Student Finds Clues to Famed Pirate’s Identity
THERE’S AN OLD PIRATE legend about a forgotten place on the Trinity River named Sailor’s Bar. Now that saga has been revived—and revised—by an HSU undergraduate.
Last summer, senior Wesley Korpela, an Anthropology major and avid fan of pirates and underwater archaeology, heard claims about a band of fugitive British sailors led by William English.
The story was that a group of sailors made its way to Trinity County in 1842 after burning its ship off Cape Mendocino. The pirates were believed to have discovered and attempted to mine gold at Sailor’s Bar. If true, it would mean revising the history of California’s famed gold rush.
Bill Rich, co-director of the HSU Cultural Resource Facility, knew of Korpela’s intense interest in the subject. He explained that historians around the area had been probing the mystery for decades, but kept running into dead ends. He then asked if Korpela would be interested in using the facility’s resources to try to find something new. What Korpela uncovered was a mistaken name that led to the identity of a known pirate.
At the outset of his investigation, Korpela ran into false leads and dead ends galore.
Without definitive proof of pirates at Sailor’s Bar, Korpela re-examined his notes, where he discovered the clue that gave a new break to the case.

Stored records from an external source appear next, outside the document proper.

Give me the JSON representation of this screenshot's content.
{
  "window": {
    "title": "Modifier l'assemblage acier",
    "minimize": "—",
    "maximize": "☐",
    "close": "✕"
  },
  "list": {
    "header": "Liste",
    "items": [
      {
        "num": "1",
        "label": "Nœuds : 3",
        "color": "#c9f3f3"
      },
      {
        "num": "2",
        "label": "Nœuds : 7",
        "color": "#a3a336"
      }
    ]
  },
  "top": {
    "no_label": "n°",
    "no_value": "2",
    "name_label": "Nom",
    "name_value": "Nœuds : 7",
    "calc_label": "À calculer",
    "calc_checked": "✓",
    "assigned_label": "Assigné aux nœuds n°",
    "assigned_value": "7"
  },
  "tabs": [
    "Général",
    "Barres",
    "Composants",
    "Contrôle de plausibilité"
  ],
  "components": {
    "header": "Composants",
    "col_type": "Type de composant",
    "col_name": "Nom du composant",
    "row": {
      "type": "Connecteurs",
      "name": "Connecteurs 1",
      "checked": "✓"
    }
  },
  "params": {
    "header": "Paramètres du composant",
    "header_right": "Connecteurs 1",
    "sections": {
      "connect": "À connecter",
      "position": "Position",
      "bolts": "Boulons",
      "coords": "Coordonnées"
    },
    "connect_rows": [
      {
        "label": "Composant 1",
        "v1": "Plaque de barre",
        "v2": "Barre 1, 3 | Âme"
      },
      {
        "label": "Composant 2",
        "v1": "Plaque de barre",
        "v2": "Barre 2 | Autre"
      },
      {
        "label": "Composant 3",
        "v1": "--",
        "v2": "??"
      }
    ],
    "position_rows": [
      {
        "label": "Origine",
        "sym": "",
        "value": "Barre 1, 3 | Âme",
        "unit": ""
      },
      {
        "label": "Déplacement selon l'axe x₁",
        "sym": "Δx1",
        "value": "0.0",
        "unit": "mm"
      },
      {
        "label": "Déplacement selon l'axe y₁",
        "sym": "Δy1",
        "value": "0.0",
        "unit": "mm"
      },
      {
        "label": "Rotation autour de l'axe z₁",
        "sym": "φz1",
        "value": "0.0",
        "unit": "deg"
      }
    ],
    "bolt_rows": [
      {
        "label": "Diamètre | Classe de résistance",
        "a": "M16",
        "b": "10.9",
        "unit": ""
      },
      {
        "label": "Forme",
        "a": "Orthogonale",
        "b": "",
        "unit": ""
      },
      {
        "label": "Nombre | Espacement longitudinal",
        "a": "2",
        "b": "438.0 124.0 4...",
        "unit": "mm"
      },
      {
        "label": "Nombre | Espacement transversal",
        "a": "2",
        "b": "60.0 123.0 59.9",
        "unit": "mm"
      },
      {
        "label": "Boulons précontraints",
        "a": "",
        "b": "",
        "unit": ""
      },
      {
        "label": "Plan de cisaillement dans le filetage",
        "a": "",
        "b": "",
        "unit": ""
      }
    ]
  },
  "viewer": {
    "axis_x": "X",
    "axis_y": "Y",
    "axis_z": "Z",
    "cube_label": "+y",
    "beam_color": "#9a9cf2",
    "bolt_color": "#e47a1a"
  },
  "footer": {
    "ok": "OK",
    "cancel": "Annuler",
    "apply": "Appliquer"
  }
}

According to information Korpela found in the Humboldt Room in the HSU Library, William English may have been the mistaken name of Major William P. Reynolds, the reputed son of a Massachusetts sea captain and a Malay-Chinese mother—a key part of the puzzle.
According to the Sailor’s Bar legend, the mis-named Captain English piloted a warship of the British East India Trading Company, went rogue along the Chinese coast and was subsequently pursued by British authorities. It was said he fled across the Pacific to Cape Mendocino, where he burned his vessel.
Although many questions remain in the saga of Sailor’s Bar, Korpela appears to be the first researcher to unmask the legendary William English as Major William P. Reynolds.
Since graduating in 2011, Korpela is pursuing a career in maritime archaeology.